Between long, strange trips with the Grateful Dead, Jerry Garcia took regular detours with the Jerry Garcia Band, and now early live tapes of the iconic guitarist's other band are surfacing officially.
Don't Let Go (January 23) and Shining Star (March 20) each feature a different lineup of the Jerry Garcia Band, which occupied Garcia's downtime between Dead tours for two decades. The group offered Garcia a more solid footing from which to explore rock, R&B and soul classics (as well as original material) than did the murkier improvisational explorations of the Grateful Dead.

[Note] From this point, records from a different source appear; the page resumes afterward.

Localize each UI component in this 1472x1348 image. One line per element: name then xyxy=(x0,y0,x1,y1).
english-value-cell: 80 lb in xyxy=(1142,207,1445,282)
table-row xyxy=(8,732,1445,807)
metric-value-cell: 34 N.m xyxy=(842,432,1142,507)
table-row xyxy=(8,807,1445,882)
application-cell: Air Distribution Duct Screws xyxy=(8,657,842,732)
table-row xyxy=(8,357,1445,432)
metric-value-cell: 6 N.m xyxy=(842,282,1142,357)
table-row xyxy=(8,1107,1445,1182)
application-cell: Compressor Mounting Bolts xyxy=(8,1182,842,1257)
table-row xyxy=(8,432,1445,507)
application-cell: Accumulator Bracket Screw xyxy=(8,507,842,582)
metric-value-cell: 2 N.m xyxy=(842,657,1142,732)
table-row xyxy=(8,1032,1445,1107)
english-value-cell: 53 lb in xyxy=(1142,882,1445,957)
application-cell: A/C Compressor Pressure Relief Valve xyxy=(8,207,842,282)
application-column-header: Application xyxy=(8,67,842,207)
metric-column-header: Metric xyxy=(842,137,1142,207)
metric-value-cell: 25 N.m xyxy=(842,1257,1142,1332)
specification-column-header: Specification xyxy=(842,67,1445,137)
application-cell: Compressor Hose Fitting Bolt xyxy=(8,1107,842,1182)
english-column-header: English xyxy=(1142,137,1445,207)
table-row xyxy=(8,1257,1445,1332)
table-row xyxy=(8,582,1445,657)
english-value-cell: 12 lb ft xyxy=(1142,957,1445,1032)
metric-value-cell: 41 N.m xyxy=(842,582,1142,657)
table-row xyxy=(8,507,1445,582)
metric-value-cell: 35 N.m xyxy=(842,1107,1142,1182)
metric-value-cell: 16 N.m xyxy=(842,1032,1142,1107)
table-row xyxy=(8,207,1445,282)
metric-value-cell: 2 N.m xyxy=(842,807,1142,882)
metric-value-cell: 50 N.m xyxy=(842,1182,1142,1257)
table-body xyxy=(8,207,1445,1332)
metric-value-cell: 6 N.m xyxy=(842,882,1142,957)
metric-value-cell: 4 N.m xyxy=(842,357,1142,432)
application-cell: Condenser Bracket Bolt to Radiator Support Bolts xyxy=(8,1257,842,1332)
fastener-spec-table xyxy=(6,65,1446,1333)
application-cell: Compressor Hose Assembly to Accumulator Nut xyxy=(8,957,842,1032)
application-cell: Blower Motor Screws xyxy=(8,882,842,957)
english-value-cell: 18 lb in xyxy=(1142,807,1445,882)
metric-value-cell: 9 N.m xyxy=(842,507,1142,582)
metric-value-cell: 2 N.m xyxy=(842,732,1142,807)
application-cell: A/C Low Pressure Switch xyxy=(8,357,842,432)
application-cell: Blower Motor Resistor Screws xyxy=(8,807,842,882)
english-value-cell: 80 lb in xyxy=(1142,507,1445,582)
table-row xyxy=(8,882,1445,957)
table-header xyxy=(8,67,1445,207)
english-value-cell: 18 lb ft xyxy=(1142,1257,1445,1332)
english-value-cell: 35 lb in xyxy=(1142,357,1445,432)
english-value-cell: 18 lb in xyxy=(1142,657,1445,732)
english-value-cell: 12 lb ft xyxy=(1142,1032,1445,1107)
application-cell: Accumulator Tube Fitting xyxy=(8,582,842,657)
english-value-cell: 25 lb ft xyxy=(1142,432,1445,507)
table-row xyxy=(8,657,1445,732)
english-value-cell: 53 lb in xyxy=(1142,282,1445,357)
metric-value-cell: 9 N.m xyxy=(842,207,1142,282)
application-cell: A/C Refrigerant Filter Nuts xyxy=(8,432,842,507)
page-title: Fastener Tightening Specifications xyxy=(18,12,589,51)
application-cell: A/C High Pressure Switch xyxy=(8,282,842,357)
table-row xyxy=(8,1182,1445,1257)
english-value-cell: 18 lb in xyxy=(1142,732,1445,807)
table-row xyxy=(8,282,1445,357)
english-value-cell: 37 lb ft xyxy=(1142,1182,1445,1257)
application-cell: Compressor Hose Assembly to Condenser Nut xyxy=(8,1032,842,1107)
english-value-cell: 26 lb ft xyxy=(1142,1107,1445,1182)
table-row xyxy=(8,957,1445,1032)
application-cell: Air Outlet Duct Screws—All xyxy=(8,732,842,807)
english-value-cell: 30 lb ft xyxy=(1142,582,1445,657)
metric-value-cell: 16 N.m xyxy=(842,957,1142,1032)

While One From the Vault (1991) and the Dick's Picks series of CDs opened the Grateful Dead's vault of live recordings to fans in the early 1990s, the late Garcia's estate has only recently begun to mine its collection of archival recordings of his longtime side project.
Grateful Dead audio/video archivist David Lemieux said that although there is not enough tape for a Jerry Garcia Band series to rival the high-output Dick's Picks series, which now spawns four archival CDs per year, he can foresee a regular release of material, perhaps one album per year, by the Jerry Garcia Band and various other Garcia projects.
"The Jerry archive is significantly smaller than the Grateful Dead archive," Lemieux said from inside the legendary vault. "Jerry played in 15 to 20 different bands from 1970 to 1995, including [David] Grisman, New Riders of the Purple Sage, Legion of Mary, the Jerry [Garcia] Band. ... We don't have the quantity, but we have a broad variety of different bands."
Unlike Jerry Garcia Band (1991) and the posthumous How Sweet It Is ... (1997), both taken from the same set of 1990 concerts, the new double live Don't Let Go reaches far back into the JGB vault, chronicling Garcia's May 21, 1976, show at San Francisco's Orpheum Theater.
Garcia's band on Don't Let Go includes drummer Ron Tutt (an alumnus of Elvis Presley's band) and bassist John Kahn (the band's bass player throughout its history) as well as the husband-and-wife team of Keith Godcheaux (piano and vocals) and Donna Jean Godcheaux (vocals), on loan from the Grateful Dead.
Garcia's unpolished yet soulful vocals are paired with Donna Godcheaux's sweet, throaty harmonies on the introspective "Mission in the Rain," as well as on Dead favorites such as "Sugaree" and "They Love Each Other." The band rips up J.J. Cale's "After Midnight," hits a light, tight reggae on Jimmy Cliff's "Sitting in Limbo," joyful, optimistic gospel on Charles Johnson's "My Sisters and Brothers" and country rock 'n' roll on Delaney and Bonnie's "Long Way From Home."
Shining Star is a compilation of numerous live performances by the JGB's final lineup Garcia, Kahn, organ player Melvin Seals, drummer David Kemper and backup vocalists Gloria Jones and Jackie Labranch recorded between 1989 and 1993.
The 15-track disc will include covers of Jimmy Cliff's "Struggling Man," the Rolling Stones' "Let's Spend the Night Together," Van Morrison's "He Ain't Give You None" and Daniel Lanois' "The Maker."
There are also rumblings within the ever-busy Grateful Dead camp about a possible Garcia box set. Because Garcia's career spanned everything from jug band music to traditional bluegrass to sessions with jazz great Ornette Coleman; Crosby, Stills, Nash and Young; Jefferson Airplane; and Bruce Hornsby, the range of sonic and stylistic possibilities for a Garcia box is broad.
If the box set project remains on the back burner for too long, fans with a jones for Garcia's melodic six-string noodling will find Dick's Picks Volume 21 on sale alongside Shining Star on March 20. "Grateful Dawg," a film documenting Garcia's working friendship with mandolin virtuoso David Grisman, is also in the works.